The shovels symbolize the lot’s pending transformation into the first home that Phunglai Nguyen and her husband, Hoat, will own since emigrating to Texas from Vietnam in 1975 and coming to Kansas two years later. The house is part of Wichita Habitat for Humanity’s new initiative.
“Cooking will be the first thing I do in the house,” said Phunglai, speaking through the family’s budget coach, Linda Nguyen, who translated for the couple. Phunglai plans to make a variety of traditional Vietnamese dishes, especially egg rolls and fried rice because they’ll be popular with neighbors and friends, she said.
These same neighbors and friends may volunteer to help build her house when construction starts June 17. Hoat will be there too, despite suffering from paralysis in his left hand.
“I’m happy to do it,” Hoat said. “I don’t mind helping one another out. We are very thankful.”
The work is investment in “sweat equity,” part of the agreement the Nguyens made with Wichita’s Habitat for Humanity affiliate for its “Rock the Block” initiative, which will see five new houses built in the 1100 to 1200 blocks of North Poplar. Four of the houses will be occupied; the fifth will serve as a model for future applicants to preview.
“We’re sitting in their dining room, I believe,” Ann Fox, executive director of the Wichita Habitat affiliate, said as she announced the initiative Friday to a crowd of about 30 people, including City Council member Lavonta Williams, who gathered at the empty lot.
“Four families will call this home by the end of the year and have Christmas dinner right here on the block, and that is exciting,” Fox said.
The initiative is a new direction for Habitat, which helps build houses for families who are currently living in unsafe living conditions or are unable to obtain conventional bank loans or pay more than 30 percent of income on housing and utility costs. The organization owns three villages in Wichita but will now focus on infill development, targeting vacant lots in decaying neighborhoods struggling with blight.
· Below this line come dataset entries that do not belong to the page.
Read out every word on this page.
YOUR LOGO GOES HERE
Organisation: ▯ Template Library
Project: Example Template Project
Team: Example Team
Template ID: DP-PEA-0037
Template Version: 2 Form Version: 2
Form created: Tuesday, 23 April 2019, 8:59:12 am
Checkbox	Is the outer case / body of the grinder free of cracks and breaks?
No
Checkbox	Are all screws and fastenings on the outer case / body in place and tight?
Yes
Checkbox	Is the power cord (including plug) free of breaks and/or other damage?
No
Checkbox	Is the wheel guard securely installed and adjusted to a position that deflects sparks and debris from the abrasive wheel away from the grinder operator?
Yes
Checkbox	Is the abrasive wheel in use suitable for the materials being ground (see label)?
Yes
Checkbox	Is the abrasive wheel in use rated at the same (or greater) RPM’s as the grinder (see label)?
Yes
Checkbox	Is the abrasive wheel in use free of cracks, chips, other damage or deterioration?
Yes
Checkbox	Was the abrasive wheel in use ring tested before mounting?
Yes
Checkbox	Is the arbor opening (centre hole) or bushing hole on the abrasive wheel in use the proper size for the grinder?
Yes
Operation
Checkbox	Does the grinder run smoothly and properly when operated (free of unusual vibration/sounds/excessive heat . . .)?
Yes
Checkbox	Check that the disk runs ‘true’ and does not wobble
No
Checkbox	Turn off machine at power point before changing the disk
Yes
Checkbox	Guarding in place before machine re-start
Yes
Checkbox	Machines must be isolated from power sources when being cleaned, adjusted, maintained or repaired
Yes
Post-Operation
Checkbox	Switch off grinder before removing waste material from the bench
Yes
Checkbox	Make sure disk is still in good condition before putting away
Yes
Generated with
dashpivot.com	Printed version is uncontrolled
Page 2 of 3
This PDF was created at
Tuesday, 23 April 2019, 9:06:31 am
The North Poplar neighborhood contains about 108 vacant homes and lots out of 607 total.
To qualify for the program, families like the Nguyens must have a steady income sufficient enough to repay a 20-year, interest-free mortgage and monthly living expenses. Families who agree to partner with Habitat for Humanity work between 250 and 400 hours of “sweat equity” building homes and attending home ownership classes.
“We give nothing away,” Fox said. “We give a hand up, not a handout.”
It’s a hand up the Nguyens said they appreciate as they look forward to the stability that home ownership will bring for their 11-, 14- and 17-year-old sons.
“We want a good home for our kids to live in,” Phunglai said. “It’s about stability more than anything else. We see a bright future.”
The neighborhood the Nguyens are joining is becoming what it used to be – a vibrant, stable community where residents care for one another, said Janet Wilson, a community activist in the project’s A. Price Woodard neighborhood and longtime resident of the area. “Rock the Block” will have a dynamic impact, she said.
“This is what I’ve hoped and wished for,” Wilson said as she hugged a neighbor.
The North Poplar neighborhood was chosen for the initiative in part because of the community involvement of the people who live there, Williams said during her formal remarks.
Home ownership contributes to life-enhancing change, Williams said, as she cited statistics showing that children of homeowners are more likely to graduate from high school and college.
“Rock the Block” reflects Habitat’s hope of creating a “world where everyone has a safe and affordable place to live,” she said.